How I use the cross-correlation in Pd

First, I need to register a stream of data in an array. For example, data from the X-axis of a rigid body (in OptiTrack, motion capture system) for 10 seconds.

Then it is necessary to save the data of this array in a text file so that this data can be read out each time the patch is started and rearranged in the array. In this way the specific movement, or better our reference movement, is saved and automatically loaded into the patch every time.

The next step is to create a RingBuffer, a buffer that continuously records the product data.
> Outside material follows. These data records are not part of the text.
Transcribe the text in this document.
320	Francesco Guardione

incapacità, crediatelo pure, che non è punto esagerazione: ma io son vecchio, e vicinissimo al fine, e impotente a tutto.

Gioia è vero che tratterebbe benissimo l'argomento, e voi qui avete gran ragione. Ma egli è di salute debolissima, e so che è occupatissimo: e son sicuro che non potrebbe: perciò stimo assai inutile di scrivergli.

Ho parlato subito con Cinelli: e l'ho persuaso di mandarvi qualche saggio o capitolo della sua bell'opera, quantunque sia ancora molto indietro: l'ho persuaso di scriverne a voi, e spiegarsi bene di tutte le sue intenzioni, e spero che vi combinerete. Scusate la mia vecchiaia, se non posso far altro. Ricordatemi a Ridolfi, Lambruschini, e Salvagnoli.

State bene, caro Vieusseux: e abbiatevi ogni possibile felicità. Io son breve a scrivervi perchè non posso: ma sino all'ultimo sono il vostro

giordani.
This must be at least as large as the data set that we want to recognize.

The RingBuffer Slider can look into the past so that it can correlate everything with the reference signal.

For example, I set the data resampling to a rate of 8.333 milliseconds, since the data I’m usicing are coming from OptiTrack, and they reach a maximum of 120 fps. This means 1000/120 = 8.333.
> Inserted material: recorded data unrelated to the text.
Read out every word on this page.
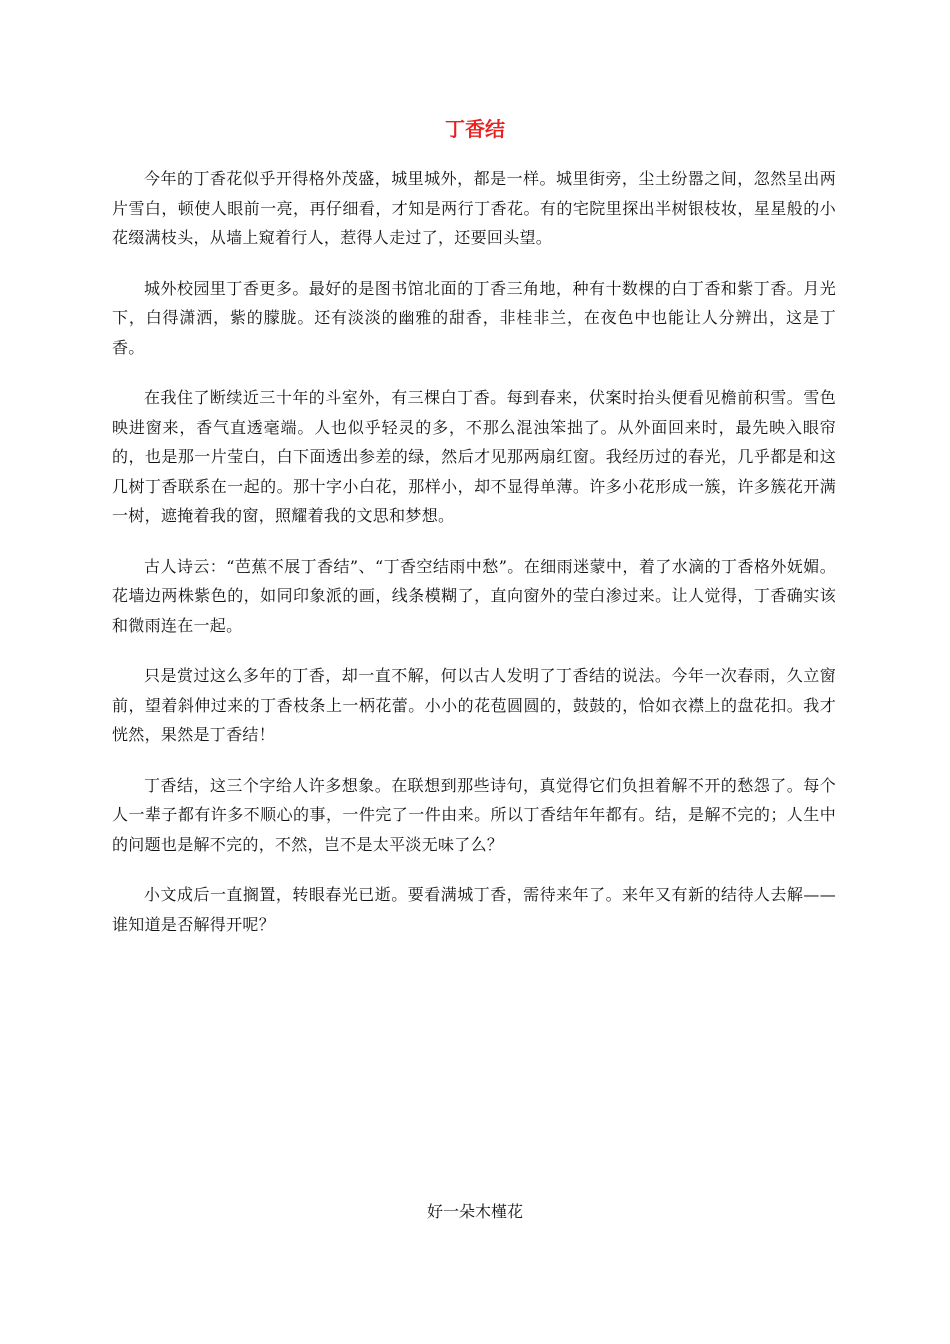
丁香结

今年的丁香花似乎开得格外茂盛，城里城外，都是一样。城里街旁，尘土纷嚣之间，忽然呈出两片雪白，顿使人眼前一亮，再仔细看，才知是两行丁香花。有的宅院里探出半树银枝妆，星星般的小花缀满枝头，从墙上窥着行人，惹得人走过了，还要回头望。

城外校园里丁香更多。最好的是图书馆北面的丁香三角地，种有十数棵的白丁香和紫丁香。月光下，白得潇洒，紫的朦胧。还有淡淡的幽雅的甜香，非桂非兰，在夜色中也能让人分辨出，这是丁香。

在我住了断续近三十年的斗室外，有三棵白丁香。每到春来，伏案时抬头便看见檐前积雪。雪色映进窗来，香气直透毫端。人也似乎轻灵的多，不那么混浊笨拙了。从外面回来时，最先映入眼帘的，也是那一片莹白，白下面透出参差的绿，然后才见那两扇红窗。我经历过的春光，几乎都是和这几树丁香联系在一起的。那十字小白花，那样小，却不显得单薄。许多小花形成一簇，许多簇花开满一树，遮掩着我的窗，照耀着我的文思和梦想。

古人诗云：“芭蕉不展丁香结”、“丁香空结雨中愁”。在细雨迷蒙中，着了水滴的丁香格外妩媚。花墙边两株紫色的，如同印象派的画，线条模糊了，直向窗外的莹白渗过来。让人觉得，丁香确实该和微雨连在一起。

只是赏过这么多年的丁香，却一直不解，何以古人发明了丁香结的说法。今年一次春雨，久立窗前，望着斜伸过来的丁香枝条上一柄花蕾。小小的花苞圆圆的，鼓鼓的，恰如衣襟上的盘花扣。我才恍然，果然是丁香结！

丁香结，这三个字给人许多想象。在联想到那些诗句，真觉得它们负担着解不开的愁怨了。每个人一辈子都有许多不顺心的事，一件完了一件由来。所以丁香结年年都有。结，是解不完的；人生中的问题也是解不完的，不然，岂不是太平淡无味了么？

小文成后一直搁置，转眼春光已逝。要看满城丁香，需待来年了。来年又有新的结待人去解——谁知道是否解得开呢？

好一朵木槿花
This is the interval between one sample and another.

Another index reads both arrays at the same time, which are first multiplied and then their results are added.

The final result indicates the degree of correlation, the higher this number, the higher the correlation.

In this way, we can set a threshold to establish the minimum acceptable level of correlation, so that we can decide how similar the 2 data streams have to be to generate an output.

One problem that could arise is the continuous output trigger when this value is set too low.

This can be solved, however, by setting a delay that defines the time after which this trigger can be shifted, or by triggering a number immediately after starting the loops in order to set the threshold value to a very high value, which with Cross-correlation is unattainable.

It should be noted, however, that comparing more data streams to have a more precise correlation (for example X, Y and Z axes) can cause computational problems for the computer as a large data flow is continuously examined and compared.